Sleep disturbances are reported in about 80% of PD patients (5). Furthermore, circadian dysfunction has been extensively described in PD patients, in terms of the following: (1)

Abnormal melatonin rhythm, i.e., abnormal phase angle of melatonin rhythm (70, 71) and decreased amplitude (72, 73). However, the phase advance of the melatonin rhythm documented by these studies was evident only in l-DOPA-treated PD patients, suggesting a possible influence of medications on these findings.
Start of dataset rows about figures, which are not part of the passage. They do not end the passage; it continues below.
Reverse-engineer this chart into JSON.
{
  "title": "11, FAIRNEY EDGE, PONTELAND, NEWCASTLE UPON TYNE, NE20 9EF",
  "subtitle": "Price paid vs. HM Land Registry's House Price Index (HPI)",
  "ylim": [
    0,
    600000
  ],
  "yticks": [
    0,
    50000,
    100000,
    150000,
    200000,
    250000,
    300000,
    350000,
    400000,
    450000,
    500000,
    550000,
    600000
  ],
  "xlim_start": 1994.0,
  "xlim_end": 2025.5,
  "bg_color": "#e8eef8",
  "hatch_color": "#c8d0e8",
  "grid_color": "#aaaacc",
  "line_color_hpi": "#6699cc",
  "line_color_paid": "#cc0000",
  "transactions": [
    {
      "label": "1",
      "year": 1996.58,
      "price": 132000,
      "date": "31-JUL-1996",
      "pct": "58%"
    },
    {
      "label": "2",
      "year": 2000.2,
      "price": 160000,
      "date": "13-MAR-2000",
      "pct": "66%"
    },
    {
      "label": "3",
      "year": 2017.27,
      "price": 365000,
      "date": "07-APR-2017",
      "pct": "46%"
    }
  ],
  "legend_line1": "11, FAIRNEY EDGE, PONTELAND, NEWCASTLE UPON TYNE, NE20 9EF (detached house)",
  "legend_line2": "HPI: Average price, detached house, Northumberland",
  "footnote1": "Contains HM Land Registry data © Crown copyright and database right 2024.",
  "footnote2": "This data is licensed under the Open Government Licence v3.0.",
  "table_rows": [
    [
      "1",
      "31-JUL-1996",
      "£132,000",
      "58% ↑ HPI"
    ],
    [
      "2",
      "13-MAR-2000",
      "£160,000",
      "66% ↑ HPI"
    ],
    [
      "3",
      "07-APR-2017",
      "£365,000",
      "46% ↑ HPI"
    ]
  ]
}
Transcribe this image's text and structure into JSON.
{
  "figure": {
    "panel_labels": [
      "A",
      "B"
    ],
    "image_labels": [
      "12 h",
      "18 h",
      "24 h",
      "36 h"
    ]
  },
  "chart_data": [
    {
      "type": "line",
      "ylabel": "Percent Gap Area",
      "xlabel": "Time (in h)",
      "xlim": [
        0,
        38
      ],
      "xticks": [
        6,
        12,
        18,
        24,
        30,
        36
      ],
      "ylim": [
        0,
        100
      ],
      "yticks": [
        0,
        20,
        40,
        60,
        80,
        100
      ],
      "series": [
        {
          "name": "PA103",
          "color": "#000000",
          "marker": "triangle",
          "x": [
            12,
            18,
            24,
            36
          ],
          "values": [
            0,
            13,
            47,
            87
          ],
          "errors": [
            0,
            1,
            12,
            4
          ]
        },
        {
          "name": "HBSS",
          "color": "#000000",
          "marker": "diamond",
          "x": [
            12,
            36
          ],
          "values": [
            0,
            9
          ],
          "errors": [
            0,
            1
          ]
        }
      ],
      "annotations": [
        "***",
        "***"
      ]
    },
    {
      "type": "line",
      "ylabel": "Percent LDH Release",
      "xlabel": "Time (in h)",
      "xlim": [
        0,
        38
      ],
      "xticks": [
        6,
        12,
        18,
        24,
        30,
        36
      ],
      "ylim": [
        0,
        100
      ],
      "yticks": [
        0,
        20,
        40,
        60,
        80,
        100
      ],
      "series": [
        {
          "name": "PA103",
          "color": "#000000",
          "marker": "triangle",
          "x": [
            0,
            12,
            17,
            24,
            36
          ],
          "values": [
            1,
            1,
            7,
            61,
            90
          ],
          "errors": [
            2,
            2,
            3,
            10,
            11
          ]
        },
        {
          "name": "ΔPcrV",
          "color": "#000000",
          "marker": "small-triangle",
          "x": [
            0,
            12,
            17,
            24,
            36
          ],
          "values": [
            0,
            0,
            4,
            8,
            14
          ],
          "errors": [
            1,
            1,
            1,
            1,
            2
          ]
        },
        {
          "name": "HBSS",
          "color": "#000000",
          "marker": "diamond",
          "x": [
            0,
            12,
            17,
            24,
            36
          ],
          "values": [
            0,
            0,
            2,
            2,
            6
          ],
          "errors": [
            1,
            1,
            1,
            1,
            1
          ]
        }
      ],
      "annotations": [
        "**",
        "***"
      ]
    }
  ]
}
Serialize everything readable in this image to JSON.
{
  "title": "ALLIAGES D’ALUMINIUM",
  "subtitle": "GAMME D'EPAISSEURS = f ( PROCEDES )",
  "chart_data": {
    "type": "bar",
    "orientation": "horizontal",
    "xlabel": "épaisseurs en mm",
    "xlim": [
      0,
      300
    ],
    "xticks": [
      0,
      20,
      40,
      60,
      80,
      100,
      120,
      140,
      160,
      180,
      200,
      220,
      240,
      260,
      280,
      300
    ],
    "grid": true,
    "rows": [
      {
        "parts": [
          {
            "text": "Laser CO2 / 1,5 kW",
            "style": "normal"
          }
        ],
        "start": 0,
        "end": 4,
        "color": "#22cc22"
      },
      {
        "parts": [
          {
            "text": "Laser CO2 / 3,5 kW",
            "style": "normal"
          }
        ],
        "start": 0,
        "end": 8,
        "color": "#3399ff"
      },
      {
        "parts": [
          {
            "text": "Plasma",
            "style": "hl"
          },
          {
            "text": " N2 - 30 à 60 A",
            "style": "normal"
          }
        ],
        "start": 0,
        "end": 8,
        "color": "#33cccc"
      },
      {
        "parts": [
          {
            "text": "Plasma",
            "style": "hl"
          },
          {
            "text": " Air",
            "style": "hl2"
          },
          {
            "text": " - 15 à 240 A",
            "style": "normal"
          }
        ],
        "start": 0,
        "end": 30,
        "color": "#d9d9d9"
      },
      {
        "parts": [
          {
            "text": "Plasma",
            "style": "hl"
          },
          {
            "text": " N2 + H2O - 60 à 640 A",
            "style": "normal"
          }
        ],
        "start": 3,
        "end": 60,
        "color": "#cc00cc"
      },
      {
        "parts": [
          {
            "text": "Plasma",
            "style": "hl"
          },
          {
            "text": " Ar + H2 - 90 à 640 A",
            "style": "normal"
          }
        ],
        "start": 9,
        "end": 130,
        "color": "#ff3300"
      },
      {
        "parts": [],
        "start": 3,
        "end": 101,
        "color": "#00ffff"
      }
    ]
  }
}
Interestingly, at difference with AD, where neuropathological hallmarks of pathology such as amyloid plaques and neurofibrillary tangles are described in the SCN of the hypothalamus, the neurodegenerative changes characteristics of PD, such as synuclein deposition and Lewy bodies, are not reported in the SCN. This suggests that in PD, the circadian imbalance, at least in the early phase, is not primarily due to a master clock pathology (6). This is consistent with the finding that PD patients in the early stage of the disease do not exhibit frank circadian rhythm abnormalities, such as for melatonin and other hormones (6, 83). It is not clear, based on the currently available evidences, if circadian misalignment occurs as an independent hallmark of PD pathology or can be interpreted as a consequence of many other non-motor manifestations of PD, such as sleep, cognitive, and behavioral problems. Moreover, the investigation of circadian dysfunction in PD is hampered by the possible influence of many confounding factors, such as the motor fluctuations intrinsic to the disease and the influence of l-DOPA therapy. However, the presence of circadian imbalance in PD is well supported by circadian abnormalities described in many animal models of PD [for a review, see Ref. (79)].

In this complex scenario, a possible role in the pathogenesis of circadian problems described in PD patients can also involve the eye, and in particular the mRGC system. At this regard, there is documentation of a strict interaction between the mRGCs and the dopaminergic amacrine cells (84), a depletion of dopamine levels, and a specific synuclein deposition, particularly in the inner retina (39, 51, 52). Furthermore, a possible direct link between the eye, through the regulation of the melatonin synthesis, and the motor symptoms of PD has been postulated by Willis (85), as supported by the amelioration of motor symptoms after light exposure in PD patients (86). A summary of the main circadian abnormalities in PD is reported in Table 1.

In this wide scenario, it is possible that many factors, including the influence of mRGCs on modulating circadian rhythms and sleep, may play a role in the pathogenesis of circadian and sleep problems in PD. A more detailed investigation of this system is warranted, especially in de novo PD cases to elucidating the mechanisms behind.